Yes, police do bad thing sometimes. But targeting journalists isn't one of them. This incident is not an example of that. There is no indication that Huang wouldn't have been arrested if she wasn't a journalist.
It seems like the only thing that would appease you is if the police immediately ceased arrests when people claim to be a journalist. This is not feasible, because anybody can claim to be a journalist and the police have no immediate way of validating these claims. What they can do is proceed with the arrest and release the person if their claims of being a journalists are discovered to be true. Which is exactly what happened here: Huang was released and charges against her dropped.
It's rather the opposite. Arguments like yours are intended to deliberately question numbers that have always been computed like this. Not all journalists are formally credentialed, in fact most of the best footage of the summer protests was captured by amateur press with their phones.
The lines aren't ambiguous: if you call yourself a journalist, don't take part in a protest, and make a reasonable attempt to label yourself as press, then you are press.
And that's a good thing for all of us. Note that lots of the footage of vandalism that made the rounds in right wing circles was also captured by amateurs (c.f.
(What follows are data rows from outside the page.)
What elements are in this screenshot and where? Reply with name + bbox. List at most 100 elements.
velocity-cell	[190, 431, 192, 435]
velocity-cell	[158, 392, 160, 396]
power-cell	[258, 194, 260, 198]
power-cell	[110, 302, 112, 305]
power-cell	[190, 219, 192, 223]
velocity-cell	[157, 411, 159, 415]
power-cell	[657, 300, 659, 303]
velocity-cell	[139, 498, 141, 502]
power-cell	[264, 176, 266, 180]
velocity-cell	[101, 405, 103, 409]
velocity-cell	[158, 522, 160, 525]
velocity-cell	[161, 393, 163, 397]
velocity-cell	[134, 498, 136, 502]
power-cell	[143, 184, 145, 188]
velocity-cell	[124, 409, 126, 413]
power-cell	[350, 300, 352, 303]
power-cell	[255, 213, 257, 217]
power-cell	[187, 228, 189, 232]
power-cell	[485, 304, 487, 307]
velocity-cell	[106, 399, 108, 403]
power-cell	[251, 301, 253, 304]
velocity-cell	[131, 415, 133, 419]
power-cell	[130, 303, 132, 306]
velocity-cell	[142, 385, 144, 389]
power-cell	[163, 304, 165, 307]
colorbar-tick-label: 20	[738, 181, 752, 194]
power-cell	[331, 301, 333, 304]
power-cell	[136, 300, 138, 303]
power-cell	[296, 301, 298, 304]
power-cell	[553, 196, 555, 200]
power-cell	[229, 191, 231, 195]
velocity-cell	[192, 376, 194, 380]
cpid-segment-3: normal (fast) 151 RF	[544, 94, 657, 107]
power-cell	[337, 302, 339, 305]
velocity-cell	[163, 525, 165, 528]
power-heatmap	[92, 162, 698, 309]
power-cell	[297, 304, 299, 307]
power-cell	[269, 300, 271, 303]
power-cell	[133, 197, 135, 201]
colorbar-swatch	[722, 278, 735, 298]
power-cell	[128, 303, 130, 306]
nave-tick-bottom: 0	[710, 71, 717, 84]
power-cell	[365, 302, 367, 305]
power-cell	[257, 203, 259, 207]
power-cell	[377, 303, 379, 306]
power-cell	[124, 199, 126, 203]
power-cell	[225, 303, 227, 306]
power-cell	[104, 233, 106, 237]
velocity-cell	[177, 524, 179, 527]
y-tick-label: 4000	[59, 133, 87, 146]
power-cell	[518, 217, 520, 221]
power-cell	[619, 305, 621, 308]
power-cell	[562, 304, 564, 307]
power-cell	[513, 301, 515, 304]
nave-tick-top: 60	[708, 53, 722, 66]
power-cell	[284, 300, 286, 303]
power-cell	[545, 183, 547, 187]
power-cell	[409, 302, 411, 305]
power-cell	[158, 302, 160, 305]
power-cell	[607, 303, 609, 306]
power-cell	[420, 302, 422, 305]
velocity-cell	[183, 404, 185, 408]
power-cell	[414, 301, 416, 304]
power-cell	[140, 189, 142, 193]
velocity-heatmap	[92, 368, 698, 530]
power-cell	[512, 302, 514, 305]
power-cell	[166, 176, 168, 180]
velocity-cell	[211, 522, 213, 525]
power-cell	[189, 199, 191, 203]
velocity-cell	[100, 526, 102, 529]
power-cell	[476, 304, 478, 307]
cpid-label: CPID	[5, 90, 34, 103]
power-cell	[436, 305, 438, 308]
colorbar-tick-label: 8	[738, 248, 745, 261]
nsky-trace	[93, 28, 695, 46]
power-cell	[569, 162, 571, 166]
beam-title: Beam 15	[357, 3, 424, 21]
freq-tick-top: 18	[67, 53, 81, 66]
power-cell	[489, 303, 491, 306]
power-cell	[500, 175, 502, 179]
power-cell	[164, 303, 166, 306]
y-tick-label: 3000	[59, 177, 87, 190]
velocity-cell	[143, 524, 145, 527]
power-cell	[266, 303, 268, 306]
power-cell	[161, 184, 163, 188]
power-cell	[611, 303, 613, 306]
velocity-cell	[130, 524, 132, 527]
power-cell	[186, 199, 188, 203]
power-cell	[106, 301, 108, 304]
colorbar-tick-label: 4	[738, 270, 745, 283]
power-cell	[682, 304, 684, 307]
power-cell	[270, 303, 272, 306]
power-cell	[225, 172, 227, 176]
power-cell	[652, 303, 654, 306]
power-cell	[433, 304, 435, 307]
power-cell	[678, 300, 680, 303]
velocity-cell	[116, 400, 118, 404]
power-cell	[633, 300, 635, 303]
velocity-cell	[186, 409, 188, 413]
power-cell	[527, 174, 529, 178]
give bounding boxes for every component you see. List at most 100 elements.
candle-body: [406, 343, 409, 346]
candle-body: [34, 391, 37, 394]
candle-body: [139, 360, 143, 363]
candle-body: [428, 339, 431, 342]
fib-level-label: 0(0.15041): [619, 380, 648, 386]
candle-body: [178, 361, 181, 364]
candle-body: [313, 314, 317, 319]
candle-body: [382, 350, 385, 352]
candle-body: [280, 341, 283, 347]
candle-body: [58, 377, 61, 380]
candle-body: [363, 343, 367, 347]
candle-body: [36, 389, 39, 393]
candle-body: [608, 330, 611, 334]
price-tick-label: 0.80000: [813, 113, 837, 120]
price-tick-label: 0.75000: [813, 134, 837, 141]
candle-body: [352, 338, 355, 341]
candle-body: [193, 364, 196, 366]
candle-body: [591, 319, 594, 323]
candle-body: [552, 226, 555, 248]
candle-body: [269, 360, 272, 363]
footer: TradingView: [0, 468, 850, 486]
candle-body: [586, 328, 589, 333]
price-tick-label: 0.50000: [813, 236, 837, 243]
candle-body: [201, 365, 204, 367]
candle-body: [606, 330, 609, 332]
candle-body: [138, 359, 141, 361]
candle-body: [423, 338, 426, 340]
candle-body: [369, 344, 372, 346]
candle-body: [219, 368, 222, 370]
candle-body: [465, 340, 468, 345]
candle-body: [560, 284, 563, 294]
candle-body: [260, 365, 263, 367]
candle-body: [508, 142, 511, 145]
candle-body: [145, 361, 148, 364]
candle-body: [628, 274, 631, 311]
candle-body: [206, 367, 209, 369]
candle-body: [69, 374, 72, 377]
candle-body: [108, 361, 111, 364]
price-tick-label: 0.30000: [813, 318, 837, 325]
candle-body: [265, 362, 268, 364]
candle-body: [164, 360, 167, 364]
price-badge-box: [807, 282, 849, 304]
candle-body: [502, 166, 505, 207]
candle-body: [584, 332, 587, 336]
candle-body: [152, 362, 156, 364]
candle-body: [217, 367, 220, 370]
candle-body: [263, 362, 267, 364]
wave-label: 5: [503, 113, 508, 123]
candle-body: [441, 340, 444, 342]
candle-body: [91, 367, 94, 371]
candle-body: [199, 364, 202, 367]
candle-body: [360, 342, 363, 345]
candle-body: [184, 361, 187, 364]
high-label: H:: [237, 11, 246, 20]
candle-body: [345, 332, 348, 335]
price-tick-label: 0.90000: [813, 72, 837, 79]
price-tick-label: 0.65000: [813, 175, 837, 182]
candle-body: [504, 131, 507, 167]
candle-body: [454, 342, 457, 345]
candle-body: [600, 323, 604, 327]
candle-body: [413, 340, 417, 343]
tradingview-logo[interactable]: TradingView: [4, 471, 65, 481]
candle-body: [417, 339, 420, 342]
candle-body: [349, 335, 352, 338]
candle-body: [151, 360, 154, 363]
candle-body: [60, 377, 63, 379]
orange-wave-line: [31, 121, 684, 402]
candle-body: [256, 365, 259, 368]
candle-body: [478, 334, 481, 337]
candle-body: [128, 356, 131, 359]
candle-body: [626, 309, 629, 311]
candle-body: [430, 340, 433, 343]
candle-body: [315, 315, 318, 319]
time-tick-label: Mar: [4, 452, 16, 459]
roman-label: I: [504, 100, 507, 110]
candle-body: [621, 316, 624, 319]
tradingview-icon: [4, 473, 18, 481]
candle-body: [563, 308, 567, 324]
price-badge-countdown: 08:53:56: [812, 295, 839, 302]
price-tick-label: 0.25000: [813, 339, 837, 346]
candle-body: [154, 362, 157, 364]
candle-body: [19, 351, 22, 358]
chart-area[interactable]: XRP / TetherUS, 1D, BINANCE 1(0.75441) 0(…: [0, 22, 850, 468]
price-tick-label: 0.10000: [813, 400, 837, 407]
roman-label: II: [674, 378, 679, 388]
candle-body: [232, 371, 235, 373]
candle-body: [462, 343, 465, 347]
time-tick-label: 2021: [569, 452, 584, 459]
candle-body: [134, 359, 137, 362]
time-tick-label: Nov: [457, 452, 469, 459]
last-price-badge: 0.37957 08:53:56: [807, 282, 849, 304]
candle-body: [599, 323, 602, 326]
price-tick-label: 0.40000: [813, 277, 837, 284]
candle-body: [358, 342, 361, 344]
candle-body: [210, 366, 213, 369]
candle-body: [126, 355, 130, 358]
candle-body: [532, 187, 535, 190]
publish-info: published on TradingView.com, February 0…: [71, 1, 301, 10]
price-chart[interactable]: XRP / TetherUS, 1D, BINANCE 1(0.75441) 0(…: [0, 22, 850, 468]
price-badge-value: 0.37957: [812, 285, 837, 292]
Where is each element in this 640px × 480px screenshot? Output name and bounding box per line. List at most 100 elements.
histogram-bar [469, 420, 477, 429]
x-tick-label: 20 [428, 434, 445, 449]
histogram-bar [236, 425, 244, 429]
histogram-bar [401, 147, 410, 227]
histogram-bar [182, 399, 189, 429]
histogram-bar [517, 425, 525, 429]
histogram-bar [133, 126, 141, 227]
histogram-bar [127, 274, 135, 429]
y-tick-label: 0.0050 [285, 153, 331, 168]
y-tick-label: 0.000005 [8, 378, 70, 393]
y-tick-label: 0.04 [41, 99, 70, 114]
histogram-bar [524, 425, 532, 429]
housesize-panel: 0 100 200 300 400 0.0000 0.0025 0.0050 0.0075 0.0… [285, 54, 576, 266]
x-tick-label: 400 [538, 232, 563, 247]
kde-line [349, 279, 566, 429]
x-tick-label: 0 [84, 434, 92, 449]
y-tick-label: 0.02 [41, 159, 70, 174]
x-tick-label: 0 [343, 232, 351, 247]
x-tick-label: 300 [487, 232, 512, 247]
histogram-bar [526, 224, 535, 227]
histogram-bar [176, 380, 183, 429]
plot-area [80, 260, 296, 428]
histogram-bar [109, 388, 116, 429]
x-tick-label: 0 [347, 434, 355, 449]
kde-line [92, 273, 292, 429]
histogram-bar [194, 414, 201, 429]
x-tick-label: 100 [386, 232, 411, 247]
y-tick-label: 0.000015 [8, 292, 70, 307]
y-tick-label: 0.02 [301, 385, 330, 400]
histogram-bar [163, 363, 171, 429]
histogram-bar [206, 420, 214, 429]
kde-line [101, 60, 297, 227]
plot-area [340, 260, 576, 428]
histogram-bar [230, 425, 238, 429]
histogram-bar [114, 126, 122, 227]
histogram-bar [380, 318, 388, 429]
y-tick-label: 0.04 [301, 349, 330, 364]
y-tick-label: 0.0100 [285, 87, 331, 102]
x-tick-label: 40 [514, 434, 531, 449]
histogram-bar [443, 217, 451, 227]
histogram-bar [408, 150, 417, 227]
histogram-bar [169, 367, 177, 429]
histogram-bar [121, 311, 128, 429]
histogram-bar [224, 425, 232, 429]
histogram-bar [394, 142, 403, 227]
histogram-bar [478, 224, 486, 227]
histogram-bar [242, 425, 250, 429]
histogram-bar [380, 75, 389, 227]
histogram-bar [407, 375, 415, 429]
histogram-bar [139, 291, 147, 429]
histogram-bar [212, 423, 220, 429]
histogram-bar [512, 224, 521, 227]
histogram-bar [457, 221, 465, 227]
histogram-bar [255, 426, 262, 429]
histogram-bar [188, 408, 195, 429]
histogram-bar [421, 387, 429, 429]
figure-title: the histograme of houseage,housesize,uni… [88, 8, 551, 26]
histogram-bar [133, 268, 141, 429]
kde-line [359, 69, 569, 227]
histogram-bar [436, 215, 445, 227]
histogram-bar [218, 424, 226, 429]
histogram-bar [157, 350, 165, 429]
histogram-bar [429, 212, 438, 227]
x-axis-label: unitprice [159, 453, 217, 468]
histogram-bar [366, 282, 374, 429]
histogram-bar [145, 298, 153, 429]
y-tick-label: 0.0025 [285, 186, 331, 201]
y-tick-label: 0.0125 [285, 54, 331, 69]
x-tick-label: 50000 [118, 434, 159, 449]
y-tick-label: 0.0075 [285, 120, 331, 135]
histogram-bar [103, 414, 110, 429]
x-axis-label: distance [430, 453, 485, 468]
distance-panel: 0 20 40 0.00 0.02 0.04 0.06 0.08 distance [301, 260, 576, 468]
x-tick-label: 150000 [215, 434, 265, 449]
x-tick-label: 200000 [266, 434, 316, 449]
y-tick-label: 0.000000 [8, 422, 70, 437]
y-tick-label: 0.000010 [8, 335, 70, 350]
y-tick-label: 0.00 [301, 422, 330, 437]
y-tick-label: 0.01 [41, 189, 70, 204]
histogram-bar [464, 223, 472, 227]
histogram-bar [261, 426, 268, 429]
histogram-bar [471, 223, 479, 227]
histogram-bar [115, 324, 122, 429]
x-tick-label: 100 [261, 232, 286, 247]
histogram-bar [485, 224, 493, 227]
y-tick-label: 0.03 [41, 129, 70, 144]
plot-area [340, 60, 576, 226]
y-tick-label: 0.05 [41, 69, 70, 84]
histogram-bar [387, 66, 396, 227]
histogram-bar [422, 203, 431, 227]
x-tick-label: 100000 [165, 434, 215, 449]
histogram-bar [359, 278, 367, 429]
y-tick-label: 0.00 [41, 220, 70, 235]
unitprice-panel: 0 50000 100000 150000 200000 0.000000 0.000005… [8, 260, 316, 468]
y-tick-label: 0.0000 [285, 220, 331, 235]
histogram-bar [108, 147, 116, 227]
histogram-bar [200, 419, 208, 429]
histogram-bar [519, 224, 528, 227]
Andy Ngo, who while a very polarizing figure did a lot of highly consumed press work with nothing but a phone and a twitter account).
There's another way to reach this goal without arresting journalists.
This might indicate that journalists are under attack. But it seems more likely that some tiny percentage of journalists at a given protest are arrested at any given protests, and that in years with more protesting, more journalists will be arrested. Crank up the number of events, and you crank up the number of arrests.
In fact, their posted numbers track quite closely with this wiki data on size of protests in a given year [0][1].
2020 - 20,000,000 protesters - 181 arrests 2019 - No protests indicated - 9 arrests 2018 - 3,500,000 protesters - 11 arrests 2017 - 6,600,000 protesters - 38 arrests
The increase in 2020 is out of proportion with the other years, but then the marches in 2017 & 2018 were generic, peaceful protests, while the George Floyd protests where chaotic (as evidenced by the resulting 2 Billion in property damage)[2]
[0]https://en.wikipedia.org/wiki/List_of_protests_in_the_United... [1] [2]https://fee.org/articles/george-floyd-riots-caused-record-se...
Example:
Federal Judge Restricts Portland Police Interactions With Journalists, Observers (July)
https://www.opb.org/news/article/federal-judge-portland-poli...
Portland journalist arrested while clearly displaying his credentials (August)
https://www.kgw.com/article/news/local/portland-journalist-a...
The only thing I would expect is a universal opposition to journalists being killed.
Can you link to such comments?
Perhaps you've been away for a few months? Stopping the spread of "fake news" is all the rage now.
Judith Miller won a Pulitzer for reporting that Iraq had "weapons of mass destruction".
Also, here's a fun activity. Go to the NYT website, and search "nicholas kristof libya". He promoted US support of regime-change of Libya in several articles before the US decided to give air-cover to the rebels. Then the entire country fell apart and millions of refugees went elsewhere (including all the way to Europe), and since then he never once (not once) mentioned Libya again.